Chat GPT & Generative AI tools

Kai · Mon Feb 26, 2024 8:07 am

Anyone know where to order one of these?? : https://www.youtube.com/shorts/Tjss7uFrYmg

Asking for friend cheers

paspuggie48 · Mon Feb 26, 2024 9:00 am

Euler wrote: ↑
Thu Feb 15, 2024 9:17 pm
Just watched a presentation on Sora, it's amazing: -

https://openai.com/sora

I saw a tweet about Sora and have to admit I thought the video it was showing was real people walking down a street in Japan.
I couldn't believe it was AI generated it was so realistic.
Incredible !

sniffer66 · Mon Feb 26, 2024 11:46 am

Just playing around, but GPT4 with Advanced Data Analysis is a bit of a game changer
What would have taken me an age to code was done in minutes

The code snippet you've shared outlines a process for loading a pre-trained neural network model, preparing a dataset, making predictions, and calculating the profit and loss (P&L) of a betting strategy based on those predictions. Here's a breakdown of the key steps in the script and what they accomplish:

Import Libraries: Essential libraries for data manipulation, machine learning model handling, and metrics calculation are imported.

Load the Trained Model: The script loads a previously trained and saved neural network model using joblib.load.

Prepare the Dataset:

The dataset is loaded into a pandas DataFrame.
Rows with missing values are removed to ensure data quality.
The 'Date of Race' column is converted to datetime format, and along with the 'Time' column, a unique 'Race ID' is created for each race.
The 'Betfair SP' column is converted to numeric, with non-numeric values coerced into NaN and subsequently dropped.
Categorical variables are encoded using Label Encoding to transform them into a format suitable for machine learning models.
The dataset is split into features (X) and the target variable (y), with the target variable being binary (1 for a win, 0 otherwise).
Feature Scaling: The features are scaled using StandardScaler to normalize the data, a crucial step before feeding it into many machine learning algorithms, including neural networks.

Make Predictions:

The scaled features are used to make predictions with the loaded model.
The model's accuracy and a classification report are printed, providing insight into the model's performance on the dataset.
Calculate P&L:

The script calculates the total profit and loss of a betting strategy where a bet is placed on the horse with the highest predicted probability of winning in each race, provided its Betfair Starting Price (BSP) is greater than 2.0.
The script iterates through each race, selecting the horse with the highest predicted probability of winning if its BSP is above the threshold, and calculates the P&L based on the outcome.
Print Results: Finally, the total P&L and the number of horses backed according to the strategy are printed, giving an overview of the strategy's financial outcome.

This script provides a comprehensive approach to evaluating a betting strategy using machine learning predictions

jimibt · Mon Feb 26, 2024 1:47 pm

sniffer66 wrote: ↑
Mon Feb 26, 2024 11:46 am
Just playing around, but GPT4 with Advanced Data Analysis is a bit of a game changer
What would have taken me an age to code was done in minutes
...

This script provides a comprehensive approach to evaluating a betting strategy using machine learning predictions

Stu - yeah, these tools are amazing when used in combo with an objective view on what your Features should be. I've worked extensively in this area both with work based issues in the past and in the forex markets as we speak.

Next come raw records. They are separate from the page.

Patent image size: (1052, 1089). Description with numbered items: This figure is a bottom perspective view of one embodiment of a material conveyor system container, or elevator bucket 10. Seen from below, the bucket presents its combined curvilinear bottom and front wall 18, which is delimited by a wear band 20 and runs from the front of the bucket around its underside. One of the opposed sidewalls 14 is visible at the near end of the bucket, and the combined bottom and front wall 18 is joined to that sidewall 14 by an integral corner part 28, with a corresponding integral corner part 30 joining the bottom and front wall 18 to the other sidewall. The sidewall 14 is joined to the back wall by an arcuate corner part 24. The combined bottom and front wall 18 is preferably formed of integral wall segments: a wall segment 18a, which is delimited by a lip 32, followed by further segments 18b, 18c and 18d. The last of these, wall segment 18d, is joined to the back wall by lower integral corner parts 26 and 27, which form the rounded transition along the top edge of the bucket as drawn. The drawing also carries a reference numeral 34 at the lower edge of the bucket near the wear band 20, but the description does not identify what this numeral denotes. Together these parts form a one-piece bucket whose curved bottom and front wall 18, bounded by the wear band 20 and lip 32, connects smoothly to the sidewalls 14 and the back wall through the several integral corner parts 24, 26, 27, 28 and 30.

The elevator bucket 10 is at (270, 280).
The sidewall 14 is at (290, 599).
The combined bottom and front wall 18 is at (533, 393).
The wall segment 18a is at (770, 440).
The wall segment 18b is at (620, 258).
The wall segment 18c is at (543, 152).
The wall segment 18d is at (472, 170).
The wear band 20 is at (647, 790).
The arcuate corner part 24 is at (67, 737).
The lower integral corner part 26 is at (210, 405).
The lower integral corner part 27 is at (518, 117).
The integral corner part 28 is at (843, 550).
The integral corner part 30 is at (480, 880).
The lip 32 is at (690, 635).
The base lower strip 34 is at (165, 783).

Key takeaways for me regards features:

1. Try to use features that fall neatly into boxed ranges. So for example, if using back or lay odds as a feature, use them a book%, rather than straight decimal odds.
2. Other range based metrics (in terms of forex) I use: "RsiValue", "AtrValue", "ADXValue", "AdxrValue", "DiPlusValue", "Vwma", "Tdfi"
3. At all costs, avoid using simple boolean values in features as the range is just too narrow to allow for comprehensive transformation.
4. Carefully review the Transformer that you train against your model. There are a ton to choose from. for my uses, i tend to use KMeansTrainer as i'm looking for data clustering.

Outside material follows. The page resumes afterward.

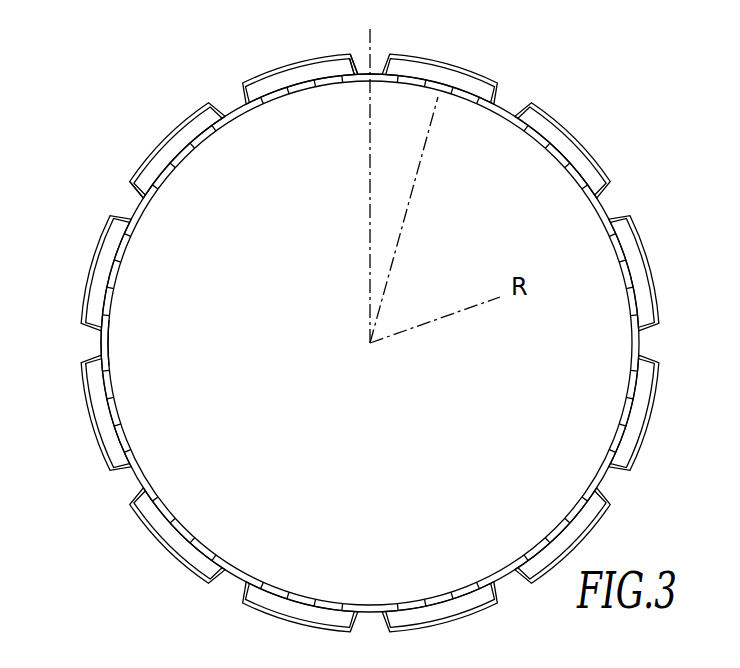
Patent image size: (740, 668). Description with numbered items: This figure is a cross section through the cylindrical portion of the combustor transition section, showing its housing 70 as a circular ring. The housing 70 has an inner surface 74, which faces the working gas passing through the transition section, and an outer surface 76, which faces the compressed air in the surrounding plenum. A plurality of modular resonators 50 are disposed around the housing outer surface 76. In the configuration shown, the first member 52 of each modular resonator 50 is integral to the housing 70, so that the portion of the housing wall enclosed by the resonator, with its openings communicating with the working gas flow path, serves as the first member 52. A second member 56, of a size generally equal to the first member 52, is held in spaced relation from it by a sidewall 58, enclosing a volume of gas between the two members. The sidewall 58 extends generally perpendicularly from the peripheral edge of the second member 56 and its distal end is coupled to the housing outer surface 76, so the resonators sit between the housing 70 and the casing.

This of course is the tip of the rabbitBerg (or is it an iceHole

) and selecting timeframes and other timescaled sequencing also really affects the quality of the predictions.

Not sure how you plan on applying it, but in forex, i typically use 4 timeframes simultaneously (m5, m30, h4, d1) to ATTEMPT to arrive at a confluence on the labels on all 4. Let's just say that I'm having varying (and at times, lacklustre) success. But, you definitely start to see improvements as you determine the features that represent your goals better.

If I'm honest, I spend FAR too much time analysing this stuff and as such, it can become a never ending quest - there is a middle ground!!

I can say tho that this space has become a lot richer since the days when I tried modelling on horseracing 3-4 years ago - such is the speed of progress in this field.

Be interested to hear how your progress goes!!

jimibt · Mon Feb 26, 2024 1:56 pm

FYI - thought I'd ask ChatGpt about KMeansTrainer, rather than describe it myself. The reason I use this one mostly is due to pattern recognition:

>>>>>>
The KMeansTrainer in ML.NET is primarily used for clustering tasks. Let’s dive into the details:

Clustering Task:
K-means is a popular clustering algorithm that groups data points into clusters based on their similarity.
The goal is to minimize the within-cluster sum of squared distances.
It’s commonly used when you want to discover natural groupings or patterns within your data.
Unlike supervised learning, clustering doesn’t require labeled data; it identifies structure purely from the input features.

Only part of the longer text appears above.